Eyeing Vivendi's Assets


It was a financial performance that only an AOL Time Warner shareholder could fully appreciate: In 2002, Vivendi Universal lost $25.6 billion, the biggest loss ever for a company based in France. The company took a $20 billion write-down on the value of its assets, due largely to the misguided merger with Seagram two years ago. Most of it was applied to the U.S.-based Vivendi Universal Entertainment (VUE) properties, acquired in the Seagram transaction.

"It would be a euphemism to say it was a difficult year," Vivendi CEO Jean-René Foutou deadpanned last week. That would be an understatement all right.

It's almost assured that the company's U.S. entertainment assets will be sold off this year or next. What the company is struggling to determine is how high a price it can get for them and whether it will have to sell the assets piecemeal in order to maximize their value.

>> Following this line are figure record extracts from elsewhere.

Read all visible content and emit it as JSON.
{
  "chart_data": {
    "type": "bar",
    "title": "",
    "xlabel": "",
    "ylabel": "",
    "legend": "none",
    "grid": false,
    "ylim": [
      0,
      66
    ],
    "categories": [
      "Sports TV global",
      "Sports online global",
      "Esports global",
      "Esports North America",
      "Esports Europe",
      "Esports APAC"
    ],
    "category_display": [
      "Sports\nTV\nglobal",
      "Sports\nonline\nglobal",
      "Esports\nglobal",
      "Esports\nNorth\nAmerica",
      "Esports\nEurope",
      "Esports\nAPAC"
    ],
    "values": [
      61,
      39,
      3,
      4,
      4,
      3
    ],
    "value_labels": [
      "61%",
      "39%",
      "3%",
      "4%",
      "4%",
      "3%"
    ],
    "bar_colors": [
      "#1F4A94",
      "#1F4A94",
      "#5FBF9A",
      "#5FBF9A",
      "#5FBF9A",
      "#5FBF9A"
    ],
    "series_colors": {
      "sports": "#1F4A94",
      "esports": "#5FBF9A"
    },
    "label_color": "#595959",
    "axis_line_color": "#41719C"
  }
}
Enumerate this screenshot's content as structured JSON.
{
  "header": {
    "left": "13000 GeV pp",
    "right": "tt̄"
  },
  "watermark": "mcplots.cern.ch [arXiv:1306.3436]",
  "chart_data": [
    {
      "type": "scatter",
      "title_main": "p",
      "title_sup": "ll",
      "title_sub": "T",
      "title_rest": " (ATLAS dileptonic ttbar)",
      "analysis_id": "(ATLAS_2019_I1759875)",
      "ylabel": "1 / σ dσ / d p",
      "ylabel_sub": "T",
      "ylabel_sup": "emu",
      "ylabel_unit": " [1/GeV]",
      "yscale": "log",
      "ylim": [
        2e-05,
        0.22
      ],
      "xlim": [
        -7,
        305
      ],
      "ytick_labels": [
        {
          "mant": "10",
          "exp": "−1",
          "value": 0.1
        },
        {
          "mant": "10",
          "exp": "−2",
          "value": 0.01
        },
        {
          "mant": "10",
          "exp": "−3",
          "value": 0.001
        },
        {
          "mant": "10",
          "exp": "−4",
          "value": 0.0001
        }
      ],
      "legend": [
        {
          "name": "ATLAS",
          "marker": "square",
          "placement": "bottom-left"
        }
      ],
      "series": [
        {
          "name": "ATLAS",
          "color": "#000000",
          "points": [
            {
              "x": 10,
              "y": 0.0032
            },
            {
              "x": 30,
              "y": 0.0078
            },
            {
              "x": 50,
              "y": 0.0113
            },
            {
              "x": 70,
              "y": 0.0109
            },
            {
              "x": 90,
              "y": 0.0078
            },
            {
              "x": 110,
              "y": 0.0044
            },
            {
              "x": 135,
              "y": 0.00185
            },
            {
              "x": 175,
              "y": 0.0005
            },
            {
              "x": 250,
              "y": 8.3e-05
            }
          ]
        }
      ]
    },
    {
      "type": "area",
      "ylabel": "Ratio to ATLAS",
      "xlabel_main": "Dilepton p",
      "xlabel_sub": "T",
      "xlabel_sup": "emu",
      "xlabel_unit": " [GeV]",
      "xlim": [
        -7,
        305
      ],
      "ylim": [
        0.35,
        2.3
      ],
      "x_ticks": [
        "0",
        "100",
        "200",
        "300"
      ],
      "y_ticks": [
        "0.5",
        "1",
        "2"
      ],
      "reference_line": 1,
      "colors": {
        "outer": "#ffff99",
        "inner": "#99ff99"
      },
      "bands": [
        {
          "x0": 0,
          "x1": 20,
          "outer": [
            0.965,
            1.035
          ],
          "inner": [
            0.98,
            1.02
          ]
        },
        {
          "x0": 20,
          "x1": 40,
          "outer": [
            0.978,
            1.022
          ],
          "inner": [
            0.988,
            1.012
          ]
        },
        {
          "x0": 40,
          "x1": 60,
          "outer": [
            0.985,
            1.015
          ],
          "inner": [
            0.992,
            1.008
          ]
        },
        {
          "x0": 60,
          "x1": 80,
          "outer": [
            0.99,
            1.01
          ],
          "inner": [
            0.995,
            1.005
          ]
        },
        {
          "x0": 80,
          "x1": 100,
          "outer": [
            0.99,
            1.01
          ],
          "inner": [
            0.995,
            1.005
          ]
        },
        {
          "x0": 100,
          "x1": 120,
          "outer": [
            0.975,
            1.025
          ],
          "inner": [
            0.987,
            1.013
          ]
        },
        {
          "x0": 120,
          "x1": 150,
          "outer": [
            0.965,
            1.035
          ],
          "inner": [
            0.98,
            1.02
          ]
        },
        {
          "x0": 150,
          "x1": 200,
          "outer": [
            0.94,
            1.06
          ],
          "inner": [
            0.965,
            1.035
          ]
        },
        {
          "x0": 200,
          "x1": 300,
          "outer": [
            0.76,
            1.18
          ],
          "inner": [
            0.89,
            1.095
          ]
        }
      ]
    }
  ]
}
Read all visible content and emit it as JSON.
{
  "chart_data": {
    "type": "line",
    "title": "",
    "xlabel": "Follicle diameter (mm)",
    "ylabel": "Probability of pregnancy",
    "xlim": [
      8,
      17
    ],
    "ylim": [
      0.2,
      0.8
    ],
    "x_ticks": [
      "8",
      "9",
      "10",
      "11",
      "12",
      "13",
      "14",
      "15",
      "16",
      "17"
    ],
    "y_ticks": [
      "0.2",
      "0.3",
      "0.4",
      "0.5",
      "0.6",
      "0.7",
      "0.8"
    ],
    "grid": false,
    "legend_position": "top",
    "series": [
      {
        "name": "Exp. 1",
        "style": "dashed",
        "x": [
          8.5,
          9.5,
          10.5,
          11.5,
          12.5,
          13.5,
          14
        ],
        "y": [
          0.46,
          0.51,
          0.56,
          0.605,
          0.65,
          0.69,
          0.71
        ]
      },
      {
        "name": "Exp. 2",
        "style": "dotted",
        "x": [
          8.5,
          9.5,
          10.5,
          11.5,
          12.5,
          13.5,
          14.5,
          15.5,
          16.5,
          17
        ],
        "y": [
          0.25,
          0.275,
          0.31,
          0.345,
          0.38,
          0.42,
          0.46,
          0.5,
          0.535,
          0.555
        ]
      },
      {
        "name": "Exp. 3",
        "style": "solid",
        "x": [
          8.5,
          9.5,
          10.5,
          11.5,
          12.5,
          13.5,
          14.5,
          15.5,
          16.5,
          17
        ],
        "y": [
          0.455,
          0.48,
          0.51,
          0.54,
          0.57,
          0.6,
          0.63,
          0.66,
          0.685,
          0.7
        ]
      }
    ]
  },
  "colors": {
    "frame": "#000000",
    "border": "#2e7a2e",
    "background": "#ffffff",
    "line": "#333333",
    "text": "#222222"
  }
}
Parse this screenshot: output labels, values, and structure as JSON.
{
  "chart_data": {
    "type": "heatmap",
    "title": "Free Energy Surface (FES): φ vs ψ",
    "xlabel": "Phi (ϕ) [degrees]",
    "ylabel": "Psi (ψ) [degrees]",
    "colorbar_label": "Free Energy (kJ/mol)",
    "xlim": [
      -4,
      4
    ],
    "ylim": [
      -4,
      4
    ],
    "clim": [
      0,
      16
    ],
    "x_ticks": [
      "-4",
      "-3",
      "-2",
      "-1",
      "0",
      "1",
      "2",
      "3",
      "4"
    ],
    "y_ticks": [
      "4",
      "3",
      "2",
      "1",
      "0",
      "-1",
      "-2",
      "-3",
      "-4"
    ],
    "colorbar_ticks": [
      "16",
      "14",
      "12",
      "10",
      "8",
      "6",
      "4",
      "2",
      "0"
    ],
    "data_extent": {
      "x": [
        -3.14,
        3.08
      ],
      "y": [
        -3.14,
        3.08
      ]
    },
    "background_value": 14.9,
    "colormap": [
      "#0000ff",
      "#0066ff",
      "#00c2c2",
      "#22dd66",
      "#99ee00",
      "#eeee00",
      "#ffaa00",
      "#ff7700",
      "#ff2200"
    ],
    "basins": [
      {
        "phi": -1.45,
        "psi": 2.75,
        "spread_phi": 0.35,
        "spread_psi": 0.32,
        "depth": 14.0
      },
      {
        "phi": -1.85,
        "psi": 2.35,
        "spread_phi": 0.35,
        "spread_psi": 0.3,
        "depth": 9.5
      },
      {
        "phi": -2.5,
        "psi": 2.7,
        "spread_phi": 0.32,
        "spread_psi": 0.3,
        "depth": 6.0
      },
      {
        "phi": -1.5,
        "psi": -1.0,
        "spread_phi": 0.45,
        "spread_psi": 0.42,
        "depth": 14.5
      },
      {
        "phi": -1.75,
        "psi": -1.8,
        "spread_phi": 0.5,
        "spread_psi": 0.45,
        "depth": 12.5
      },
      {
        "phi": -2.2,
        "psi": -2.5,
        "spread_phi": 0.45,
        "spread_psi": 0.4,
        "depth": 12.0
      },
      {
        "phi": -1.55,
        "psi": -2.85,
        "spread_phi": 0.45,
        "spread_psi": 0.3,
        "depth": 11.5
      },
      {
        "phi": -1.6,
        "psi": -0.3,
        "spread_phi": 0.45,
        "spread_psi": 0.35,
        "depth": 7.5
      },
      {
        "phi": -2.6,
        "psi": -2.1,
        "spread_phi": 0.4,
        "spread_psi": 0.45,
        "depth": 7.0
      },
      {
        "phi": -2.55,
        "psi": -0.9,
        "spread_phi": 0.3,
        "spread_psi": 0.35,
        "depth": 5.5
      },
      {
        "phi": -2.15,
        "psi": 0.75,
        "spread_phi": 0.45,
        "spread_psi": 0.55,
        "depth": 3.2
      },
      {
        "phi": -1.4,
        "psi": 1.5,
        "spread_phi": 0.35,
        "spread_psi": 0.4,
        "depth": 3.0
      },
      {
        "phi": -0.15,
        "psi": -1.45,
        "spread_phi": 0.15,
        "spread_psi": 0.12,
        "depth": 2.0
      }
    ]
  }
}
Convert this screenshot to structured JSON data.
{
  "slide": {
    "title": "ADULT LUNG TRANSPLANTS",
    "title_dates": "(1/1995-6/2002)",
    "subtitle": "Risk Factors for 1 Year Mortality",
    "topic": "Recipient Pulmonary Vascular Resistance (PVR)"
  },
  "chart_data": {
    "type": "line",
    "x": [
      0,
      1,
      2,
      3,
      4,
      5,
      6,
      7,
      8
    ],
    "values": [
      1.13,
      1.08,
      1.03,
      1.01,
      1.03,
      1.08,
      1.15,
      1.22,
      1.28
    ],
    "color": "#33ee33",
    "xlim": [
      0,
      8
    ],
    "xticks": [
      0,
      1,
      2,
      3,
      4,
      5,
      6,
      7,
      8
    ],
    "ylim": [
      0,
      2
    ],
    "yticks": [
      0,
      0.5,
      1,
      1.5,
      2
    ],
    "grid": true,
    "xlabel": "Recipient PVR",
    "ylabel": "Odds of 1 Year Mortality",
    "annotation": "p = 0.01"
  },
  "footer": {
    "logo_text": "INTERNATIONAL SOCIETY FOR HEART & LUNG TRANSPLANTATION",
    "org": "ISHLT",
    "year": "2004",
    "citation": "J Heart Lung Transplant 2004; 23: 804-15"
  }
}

So far, the company has one bid for VUE and the Universal Music Group from an investor group lead by Marvin Davis, who recently persuaded the Carlyle Group, Bain Capital and the Texas Pacific Group to put up capital in support of his $20 billion bid. There were reports last week that he threatened to withdraw the bid if Vivendi didn't negotiate exclusively with him to wrap up a deal. But sources familiar with the situation insisted Davis didn't "paint himself into a corner like that" and is "still in the game."

Others, though, have expressed interest in making a bid for some or all of the VUE assets, which include the Universal Film Studio; Universal Television, the TV production company that, with Dick Wolf, is responsible for the Law & Order
franchise; the USA Network, with its hit series Monk; and the Sci Fi Channel. Sources confirm that companies that have expressed such interest include Viacom, NBC and MGM-UA.

Short of confirming that the company plans to sell at least $7 billion in assets this year to help shore up its books, Foutou had little to say last week about the status of talks with those he has met to discuss such sales. The company does confirm that "several potential partners" have approached it.

"People ask me why don't you accept this or that offer ... or the one from Marvin Davis," Foutou said during a year-end financial presentation in Paris last week. His answer is that the company is focused on the long term. Well, two years anyway. And he will take his time considering what to sell and when and to whom. "We have to overcome a crisis from which we have not fully emerged," he said. Asset disposal at the best price "is not easy given the current climate."

During last week's presentation, Foutou did confirm a meeting with Sumner Redstone—but only because Redstone confirmed the meeting first.

And Viacom's interest is fairly limited. Redstone told attendees at last week's Bear Stearns media conference in Palm Beach, Fla., that he would like to get his hands on Sci Fi because his company has the programming (Star Trek, among other franchises) to fill it. Sources said that is pretty much the extent of Viacom's interest. The company really doesn't need another general-interest entertainment company like USA (it has TNN, CBS and UPN) and has no interest in the film company.

Although NBC will take a look at the assets, the General Electric subsidiary certainly would not make a bid for all of VUE. GE Chairman Jeff Immelt is on the record saying there is no interest in such a bid. NBC Chairman Bob Wright has said repeatedly that the company has no interest in being in the film business, and sources familiar with the situation said last week that he hasn't changed his mind on that score. But the company does have an appetite for cable networks.

Sources also confirm some interest on the part of Metro-Goldwyn-Mayer Inc. although the extent and shape of that interest remain unclear. With total annual revenue of less than $2 billion and a net loss of $142 million in 2002, the company would appear challenged to come up with a financial package to buy VUE outright. But then again, we are talking about MGM here: the most sold, merged, resold and de-merged (and re-merged) media company in the free world. So don't rule it out.

Then there's USAI and VUE Chairman Barry Diller. What designs he has on the VUE assets are unclear. Some say he has little interest in any long-term stewardship over them. With Diller, though, it's hard to predict what strategy he might embrace tomorrow.